Linda Freedman, chairwoman of Brighton and Hove Conservatives, told the Argus newspaper she walked up to the rave and saw people "out of their heads".

When she asked a nearby officer what the police were planning to do about the situation, she was told: "We only have four officers, so there's nothing we can do".

A Sussex Police spokesman said there had been a noticeable decrease in party-goers from midnight and by 7am just one car, which had broken down, remained at the scene.

He said seven arrests were made: five for drugs offences, one for driving while unfit through drugs and one for failing to comply with a direction to leave the area, but that there were no reports of disorder or injury.

Breath tests were also carried out on drivers leaving the beauty spot but no-one was arrested.

He said: "About 90% of the rubbish had been collected into bags and left at the site by those leaving, assisting collection by the landowner.
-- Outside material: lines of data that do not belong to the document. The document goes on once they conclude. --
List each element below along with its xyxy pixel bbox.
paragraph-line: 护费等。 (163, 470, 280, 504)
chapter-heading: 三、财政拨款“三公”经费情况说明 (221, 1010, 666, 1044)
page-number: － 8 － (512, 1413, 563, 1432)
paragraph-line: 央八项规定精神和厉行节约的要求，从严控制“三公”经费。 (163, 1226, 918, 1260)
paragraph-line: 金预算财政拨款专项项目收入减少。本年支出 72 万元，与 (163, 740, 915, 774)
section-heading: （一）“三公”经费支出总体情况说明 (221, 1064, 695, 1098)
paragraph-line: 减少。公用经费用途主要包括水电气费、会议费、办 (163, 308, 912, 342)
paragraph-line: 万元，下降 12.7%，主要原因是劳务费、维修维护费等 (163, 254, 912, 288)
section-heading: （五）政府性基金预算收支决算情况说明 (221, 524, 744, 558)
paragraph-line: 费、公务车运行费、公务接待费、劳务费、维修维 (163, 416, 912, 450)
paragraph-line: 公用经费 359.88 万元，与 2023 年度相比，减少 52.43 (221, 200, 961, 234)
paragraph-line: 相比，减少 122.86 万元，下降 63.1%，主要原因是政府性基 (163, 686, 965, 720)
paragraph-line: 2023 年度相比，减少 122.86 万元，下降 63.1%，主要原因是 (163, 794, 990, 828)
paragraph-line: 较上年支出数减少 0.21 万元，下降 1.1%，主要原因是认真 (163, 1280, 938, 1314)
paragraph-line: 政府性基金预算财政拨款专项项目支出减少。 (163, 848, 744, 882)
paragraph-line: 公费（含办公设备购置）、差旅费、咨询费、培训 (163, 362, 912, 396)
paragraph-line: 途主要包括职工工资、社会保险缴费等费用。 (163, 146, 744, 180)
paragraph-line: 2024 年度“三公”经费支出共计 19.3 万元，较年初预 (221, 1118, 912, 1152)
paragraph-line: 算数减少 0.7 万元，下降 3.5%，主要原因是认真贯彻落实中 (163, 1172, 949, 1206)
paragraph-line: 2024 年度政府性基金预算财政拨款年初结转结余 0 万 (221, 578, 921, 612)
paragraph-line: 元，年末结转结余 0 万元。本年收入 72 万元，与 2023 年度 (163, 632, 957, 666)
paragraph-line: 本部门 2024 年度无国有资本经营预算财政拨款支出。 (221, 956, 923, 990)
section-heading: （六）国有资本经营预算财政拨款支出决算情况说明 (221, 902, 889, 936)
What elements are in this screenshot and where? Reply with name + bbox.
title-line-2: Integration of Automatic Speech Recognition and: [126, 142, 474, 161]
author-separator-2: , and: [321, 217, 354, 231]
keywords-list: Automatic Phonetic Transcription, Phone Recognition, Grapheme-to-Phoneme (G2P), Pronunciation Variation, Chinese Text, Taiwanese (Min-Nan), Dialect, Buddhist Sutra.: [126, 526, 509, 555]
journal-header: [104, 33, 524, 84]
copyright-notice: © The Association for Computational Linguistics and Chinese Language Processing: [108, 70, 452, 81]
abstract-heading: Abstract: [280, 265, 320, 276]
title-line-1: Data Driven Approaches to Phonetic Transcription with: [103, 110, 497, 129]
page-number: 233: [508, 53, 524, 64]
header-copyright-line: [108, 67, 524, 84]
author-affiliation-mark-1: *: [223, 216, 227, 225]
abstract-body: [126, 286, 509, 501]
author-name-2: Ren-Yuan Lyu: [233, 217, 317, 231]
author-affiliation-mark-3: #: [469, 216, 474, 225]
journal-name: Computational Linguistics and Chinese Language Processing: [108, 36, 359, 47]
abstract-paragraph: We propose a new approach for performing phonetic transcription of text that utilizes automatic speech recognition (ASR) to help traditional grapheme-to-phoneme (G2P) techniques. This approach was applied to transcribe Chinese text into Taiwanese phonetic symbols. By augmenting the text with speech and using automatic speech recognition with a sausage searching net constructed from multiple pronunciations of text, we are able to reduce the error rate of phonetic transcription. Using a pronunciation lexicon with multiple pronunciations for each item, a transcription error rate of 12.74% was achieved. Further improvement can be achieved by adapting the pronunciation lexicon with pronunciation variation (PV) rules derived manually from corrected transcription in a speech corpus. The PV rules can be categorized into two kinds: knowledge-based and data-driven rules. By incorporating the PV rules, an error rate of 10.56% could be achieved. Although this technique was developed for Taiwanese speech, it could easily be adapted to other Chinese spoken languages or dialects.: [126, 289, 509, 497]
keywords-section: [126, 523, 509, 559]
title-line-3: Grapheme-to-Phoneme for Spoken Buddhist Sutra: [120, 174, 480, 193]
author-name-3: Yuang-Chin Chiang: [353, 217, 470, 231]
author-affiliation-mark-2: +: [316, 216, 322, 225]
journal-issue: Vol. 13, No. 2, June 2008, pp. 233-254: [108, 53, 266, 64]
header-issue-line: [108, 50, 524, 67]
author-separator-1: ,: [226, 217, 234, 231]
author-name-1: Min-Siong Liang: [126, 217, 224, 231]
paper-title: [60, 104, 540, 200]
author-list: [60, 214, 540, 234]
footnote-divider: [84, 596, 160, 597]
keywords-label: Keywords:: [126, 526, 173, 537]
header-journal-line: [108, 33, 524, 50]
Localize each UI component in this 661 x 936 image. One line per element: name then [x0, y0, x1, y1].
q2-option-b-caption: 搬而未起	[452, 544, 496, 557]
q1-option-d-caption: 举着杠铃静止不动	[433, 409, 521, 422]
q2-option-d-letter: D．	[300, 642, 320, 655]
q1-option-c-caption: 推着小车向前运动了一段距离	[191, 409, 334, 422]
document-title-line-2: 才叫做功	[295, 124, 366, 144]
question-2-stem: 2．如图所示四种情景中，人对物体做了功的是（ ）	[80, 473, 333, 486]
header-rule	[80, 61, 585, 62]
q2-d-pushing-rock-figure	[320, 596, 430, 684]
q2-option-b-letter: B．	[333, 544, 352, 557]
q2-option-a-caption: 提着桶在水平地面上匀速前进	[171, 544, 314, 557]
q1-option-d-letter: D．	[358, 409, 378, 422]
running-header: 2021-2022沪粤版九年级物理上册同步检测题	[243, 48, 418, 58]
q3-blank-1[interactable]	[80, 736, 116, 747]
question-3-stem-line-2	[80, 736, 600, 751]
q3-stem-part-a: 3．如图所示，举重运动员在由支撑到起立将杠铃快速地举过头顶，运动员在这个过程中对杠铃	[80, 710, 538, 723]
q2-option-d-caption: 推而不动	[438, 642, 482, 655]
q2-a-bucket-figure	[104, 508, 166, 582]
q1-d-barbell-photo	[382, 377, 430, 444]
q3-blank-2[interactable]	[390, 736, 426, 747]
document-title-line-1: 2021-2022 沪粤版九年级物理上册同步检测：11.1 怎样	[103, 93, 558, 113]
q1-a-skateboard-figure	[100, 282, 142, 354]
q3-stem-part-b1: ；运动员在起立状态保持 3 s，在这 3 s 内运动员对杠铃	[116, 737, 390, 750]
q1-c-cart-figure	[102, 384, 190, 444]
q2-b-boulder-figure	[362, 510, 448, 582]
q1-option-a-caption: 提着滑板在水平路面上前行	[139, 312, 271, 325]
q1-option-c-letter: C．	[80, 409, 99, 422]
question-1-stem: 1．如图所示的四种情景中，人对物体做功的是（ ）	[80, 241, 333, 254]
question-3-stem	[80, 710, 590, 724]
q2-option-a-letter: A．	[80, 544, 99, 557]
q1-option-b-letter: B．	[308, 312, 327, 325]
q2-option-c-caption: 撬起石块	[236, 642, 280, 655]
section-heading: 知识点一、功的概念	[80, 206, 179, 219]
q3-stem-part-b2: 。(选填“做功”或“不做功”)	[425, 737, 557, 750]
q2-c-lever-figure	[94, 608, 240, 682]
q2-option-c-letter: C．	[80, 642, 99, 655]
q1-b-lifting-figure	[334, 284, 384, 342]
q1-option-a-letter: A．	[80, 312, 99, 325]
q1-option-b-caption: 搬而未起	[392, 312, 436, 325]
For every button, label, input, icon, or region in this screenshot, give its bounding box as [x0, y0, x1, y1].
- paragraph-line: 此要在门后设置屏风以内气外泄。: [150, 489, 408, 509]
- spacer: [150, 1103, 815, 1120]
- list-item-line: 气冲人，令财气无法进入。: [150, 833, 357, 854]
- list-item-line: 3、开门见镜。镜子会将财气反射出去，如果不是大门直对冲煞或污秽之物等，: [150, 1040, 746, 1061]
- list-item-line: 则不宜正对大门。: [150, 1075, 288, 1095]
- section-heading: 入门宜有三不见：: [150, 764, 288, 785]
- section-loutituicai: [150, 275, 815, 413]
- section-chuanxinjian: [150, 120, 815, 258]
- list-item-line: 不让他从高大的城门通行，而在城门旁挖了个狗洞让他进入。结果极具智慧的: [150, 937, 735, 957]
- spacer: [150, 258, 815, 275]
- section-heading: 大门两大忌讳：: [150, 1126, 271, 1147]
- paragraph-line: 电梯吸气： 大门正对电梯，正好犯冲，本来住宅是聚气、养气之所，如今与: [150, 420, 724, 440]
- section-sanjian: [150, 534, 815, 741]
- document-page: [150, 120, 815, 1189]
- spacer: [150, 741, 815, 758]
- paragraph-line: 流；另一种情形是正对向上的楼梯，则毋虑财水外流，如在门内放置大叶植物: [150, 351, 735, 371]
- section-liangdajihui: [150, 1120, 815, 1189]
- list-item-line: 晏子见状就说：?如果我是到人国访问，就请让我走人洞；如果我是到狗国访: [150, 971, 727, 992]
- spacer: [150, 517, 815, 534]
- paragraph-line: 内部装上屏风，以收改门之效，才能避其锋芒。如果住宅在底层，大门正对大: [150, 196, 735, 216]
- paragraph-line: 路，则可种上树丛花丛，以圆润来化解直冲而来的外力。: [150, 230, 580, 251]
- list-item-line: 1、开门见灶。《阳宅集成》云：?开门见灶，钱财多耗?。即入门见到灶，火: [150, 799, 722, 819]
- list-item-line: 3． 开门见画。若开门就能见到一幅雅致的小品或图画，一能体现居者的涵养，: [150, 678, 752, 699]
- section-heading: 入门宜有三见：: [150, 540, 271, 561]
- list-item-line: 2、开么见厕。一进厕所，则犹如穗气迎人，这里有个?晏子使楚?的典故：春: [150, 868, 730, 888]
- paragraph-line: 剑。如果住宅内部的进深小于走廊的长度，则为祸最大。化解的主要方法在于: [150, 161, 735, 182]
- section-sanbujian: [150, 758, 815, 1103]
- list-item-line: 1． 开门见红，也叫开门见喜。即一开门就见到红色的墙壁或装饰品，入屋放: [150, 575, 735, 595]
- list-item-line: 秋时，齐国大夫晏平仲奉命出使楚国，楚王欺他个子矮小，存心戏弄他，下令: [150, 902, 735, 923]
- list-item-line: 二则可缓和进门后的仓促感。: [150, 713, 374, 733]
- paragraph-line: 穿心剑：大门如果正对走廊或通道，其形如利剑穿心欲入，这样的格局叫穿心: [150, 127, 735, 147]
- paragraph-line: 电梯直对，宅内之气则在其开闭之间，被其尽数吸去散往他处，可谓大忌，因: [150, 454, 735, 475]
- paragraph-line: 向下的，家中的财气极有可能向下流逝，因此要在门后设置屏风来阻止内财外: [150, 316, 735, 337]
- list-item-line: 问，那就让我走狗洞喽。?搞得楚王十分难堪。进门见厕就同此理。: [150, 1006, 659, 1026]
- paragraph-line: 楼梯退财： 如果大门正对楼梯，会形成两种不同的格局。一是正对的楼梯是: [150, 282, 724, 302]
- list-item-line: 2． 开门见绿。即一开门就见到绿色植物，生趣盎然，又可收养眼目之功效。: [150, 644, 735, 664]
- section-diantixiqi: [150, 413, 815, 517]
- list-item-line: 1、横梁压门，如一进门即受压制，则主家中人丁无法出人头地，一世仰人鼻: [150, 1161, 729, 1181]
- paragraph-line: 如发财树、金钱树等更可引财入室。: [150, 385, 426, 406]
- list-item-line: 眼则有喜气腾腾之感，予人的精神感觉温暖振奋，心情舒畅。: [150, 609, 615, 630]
"During Sunday, police had set up road blocks to help prevent further people arriving and we believe this, together with social media messaging drawing attention to the road blocks, had an impact on numbers and on the event winding down earlier than might otherwise have been the case."

He said officers had reassured residents action was being taken to minimise the impact on them and that police were looking into the organisation of the rave to see if any offences had been committed.

He continued: "Officers were on the site during the day and the gathering was good-humoured but very noisy.

"Although there are powers available to the police to close down illegal gatherings such as this, before exercising these powers an assessment has to be undertaken to determine whether or not such a gathering can be closed down safely and effectively.

"The assessment was that it would not be possible or safe to close the event down, given the number of police officers available, but a police presence at the location was maintained and active measures were taken to seek to prevent it escalating further."

Chief Superintendent Wayne Jones said: "These raves can cause a huge amount of disruption to local residents and damage to the land.

"Where we can, we will attend a report at the earliest opportunity to try to bring it to a safe conclusion.

"When a large number of people are already at the site it is not always possible for us to shut down the rave safely with the police resources available at that time.

"However we will always take action to contain the event, to reassure local residents, and work with partners, such as the National Trust in this case, to minimise the impact."